De raadsman van verdachte heeft betoogd dat de voorprocedure integraal tot de procedure van vergunningaanvraag gerekend moet worden.
De economische politierechter onderschrijft dit standpunt. Ook de politierechter is van oordeel dat de voorprocedure, bij de gang van zaken zoals hiervoor uiteengezet is, niet buiten beschouwing kan blijven als onderdeel van de procedure van vergunningaanvraag en –verlening. Daarom moet het ervoor gehouden worden dat het begin van de procedure voor het verkrijgen van een milieuvergunning dateert van vóór 10 juli 1997. Dat betekent dat de besluiten waarbij aan verdachte varkensrechten zijn toegekend, mogelijk niet in stand kunnen blijven. Nu niet vaststaat dat de aan verdachte toegekende varkensrechten ook inderdaad van juiste omvang is, kan de economisch politierechter niet vaststellen of het bewezenverklaarde feit ook strafbaar is. Een ontslag van alle rechtsvervolging dient derhalve te volgen.

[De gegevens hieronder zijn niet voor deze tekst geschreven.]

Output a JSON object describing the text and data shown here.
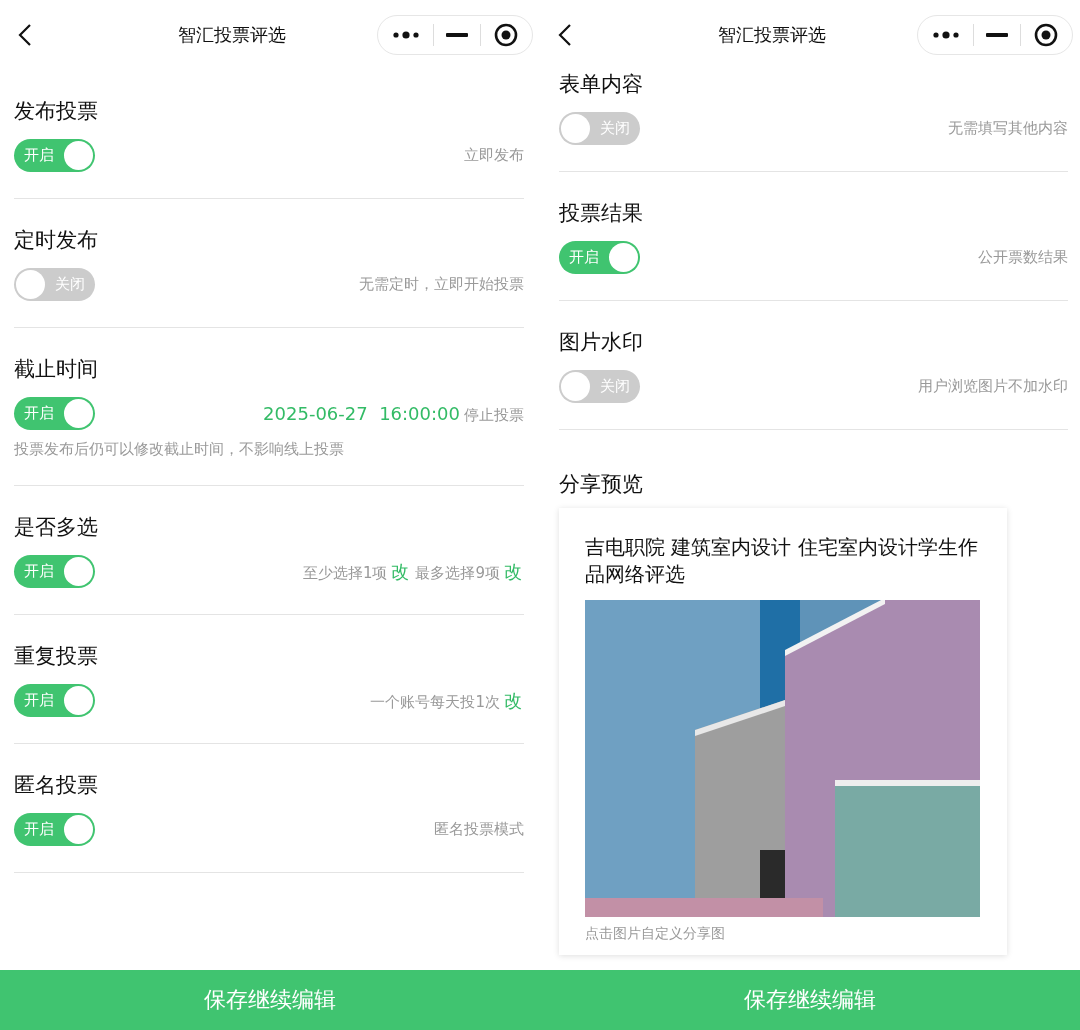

De politierechter rekent het niet tot zijn taak om zelf de varkensrechten vast te stellen. Dit is een aangelegenheid van het bevoegde bestuursorgaan. Bij hernieuwde besluitvorming kan dan ook de mindere voortvarendheid van verdachte in ogenschouw genomen worden.
Toepasselijke wettelijke voorschriften
Deze strafoplegging is gegrond op de artikelen:
91 van het Wetboek van Strafrecht,
1, 2 en 6 van de Wet op de economische delicten,
1 en 15 van de Wet herstructurering varkenshouderij.
BESLISSING
De economische politierechter beslist als volgt.
Ontslaat de verdachte van alle rechtsvervolging.
Dit vonnis is gewezen mr. Brouns, economische politierechter, in tegenwoordigheid
van Heebink, griffier, en uitgesproken op de openbare terechtzitting van 16 oktober 2006.